23 Oct 2019
Simplified logos for AHPRA and the National Boards will be rolled out over coming months.
The Australian Health Practitioner Regulation Agency (AHPRA) and the 15 National Boards that regulate over 744,000 practitioners across 16 health professions, are in the tenth year of implementing the National Registration and Accreditation Scheme (the National Scheme).
The National Scheme started in July 2010, initially regulating 10 health professions. Since 2012, five more health professions have joined the scheme, the latest being paramedics in December 2018. (Nursing and midwifery was officially recognised as two professions last year).
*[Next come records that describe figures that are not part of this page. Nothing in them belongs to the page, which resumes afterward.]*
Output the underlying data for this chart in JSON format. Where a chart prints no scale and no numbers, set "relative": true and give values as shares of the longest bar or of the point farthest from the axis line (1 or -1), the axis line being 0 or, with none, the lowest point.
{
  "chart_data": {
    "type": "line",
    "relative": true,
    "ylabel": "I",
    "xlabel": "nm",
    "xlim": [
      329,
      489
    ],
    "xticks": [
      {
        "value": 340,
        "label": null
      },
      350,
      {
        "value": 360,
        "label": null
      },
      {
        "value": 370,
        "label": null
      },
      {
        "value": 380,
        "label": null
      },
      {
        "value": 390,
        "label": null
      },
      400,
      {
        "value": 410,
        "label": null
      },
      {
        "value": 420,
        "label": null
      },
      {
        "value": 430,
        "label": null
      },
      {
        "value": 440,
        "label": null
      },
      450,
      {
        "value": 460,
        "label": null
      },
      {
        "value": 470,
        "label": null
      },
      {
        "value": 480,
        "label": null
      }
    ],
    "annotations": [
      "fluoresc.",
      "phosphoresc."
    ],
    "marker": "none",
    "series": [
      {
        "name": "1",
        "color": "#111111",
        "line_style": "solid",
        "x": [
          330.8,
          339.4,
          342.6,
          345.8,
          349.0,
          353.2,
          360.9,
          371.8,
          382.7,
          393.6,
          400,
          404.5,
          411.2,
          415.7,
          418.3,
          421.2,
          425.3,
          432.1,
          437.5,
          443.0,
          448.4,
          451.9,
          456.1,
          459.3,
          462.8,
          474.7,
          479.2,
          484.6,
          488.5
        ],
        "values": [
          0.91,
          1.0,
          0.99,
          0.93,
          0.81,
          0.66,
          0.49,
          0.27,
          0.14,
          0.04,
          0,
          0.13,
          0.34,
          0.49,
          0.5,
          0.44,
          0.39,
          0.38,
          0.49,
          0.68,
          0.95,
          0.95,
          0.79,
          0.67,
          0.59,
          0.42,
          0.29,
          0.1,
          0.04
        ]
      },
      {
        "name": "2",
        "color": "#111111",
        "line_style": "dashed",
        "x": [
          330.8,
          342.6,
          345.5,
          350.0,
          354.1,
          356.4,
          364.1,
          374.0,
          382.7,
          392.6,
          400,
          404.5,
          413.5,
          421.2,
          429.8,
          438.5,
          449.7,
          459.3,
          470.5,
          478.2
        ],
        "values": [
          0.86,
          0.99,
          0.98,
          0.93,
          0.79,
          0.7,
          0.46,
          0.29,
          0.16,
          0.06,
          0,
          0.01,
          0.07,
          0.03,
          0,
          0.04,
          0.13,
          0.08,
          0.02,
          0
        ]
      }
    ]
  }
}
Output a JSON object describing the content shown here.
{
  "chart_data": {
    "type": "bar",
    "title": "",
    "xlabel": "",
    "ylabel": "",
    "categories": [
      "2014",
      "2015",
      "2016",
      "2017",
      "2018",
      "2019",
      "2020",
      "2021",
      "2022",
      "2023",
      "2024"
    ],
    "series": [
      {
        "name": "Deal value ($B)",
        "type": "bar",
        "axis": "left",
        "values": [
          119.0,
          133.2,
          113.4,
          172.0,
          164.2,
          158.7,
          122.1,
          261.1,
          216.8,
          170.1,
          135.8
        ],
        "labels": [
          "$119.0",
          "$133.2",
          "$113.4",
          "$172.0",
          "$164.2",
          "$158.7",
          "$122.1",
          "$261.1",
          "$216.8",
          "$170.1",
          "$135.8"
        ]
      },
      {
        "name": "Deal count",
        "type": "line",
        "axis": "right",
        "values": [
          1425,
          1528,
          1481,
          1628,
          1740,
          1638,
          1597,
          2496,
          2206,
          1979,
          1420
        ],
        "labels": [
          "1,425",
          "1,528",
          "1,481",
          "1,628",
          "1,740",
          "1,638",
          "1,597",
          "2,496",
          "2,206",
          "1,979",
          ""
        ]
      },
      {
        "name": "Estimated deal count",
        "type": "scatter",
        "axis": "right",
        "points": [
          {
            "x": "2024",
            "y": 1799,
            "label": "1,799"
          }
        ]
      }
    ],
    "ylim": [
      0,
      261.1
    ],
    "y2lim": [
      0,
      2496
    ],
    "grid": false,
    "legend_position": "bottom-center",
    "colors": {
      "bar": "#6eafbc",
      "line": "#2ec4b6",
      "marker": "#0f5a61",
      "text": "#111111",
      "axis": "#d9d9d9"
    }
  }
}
This growth in the number of regulated health professions was pivotal to refreshing the AHPRA logo, which also lists the National Boards and is used to represent the National Scheme.
The bold but simple design of the new AHPRA logo aims to serve us well into the future. It still has a key element of the old logo, namely the map of Australia, but is better suited to digital platforms and for use across a variety of other materials.
Most importantly, it will not need updating as the old logo would if health ministers decide public safety would benefit from other health professions becoming regulated.
The National Board logos reflect the ongoing partnership between the National Boards and AHPRA in our shared role of protecting the public.
Both logo designs also include ‘AHPRA’, now with just an initial capital: ‘Ahpra’. This helps people to pronounce our name correctly and distinguishes us from other regulators with similar acronyms.
The new logos will be rolled out over coming months while we work to update our secure online service portals and exhaust existing hard copy stationery stocks.
Our aim is to ensure no disruption to the important online renewal of 180,000 practitioners across 13 health professions with registration expiring on 30 November 2019.
As we say goodbye to the old logos and welcome the new, thanks for your patience while we complete this transition.
1 The Health Practitioner Regulation National Law, as in force in each state and territory (the National Law).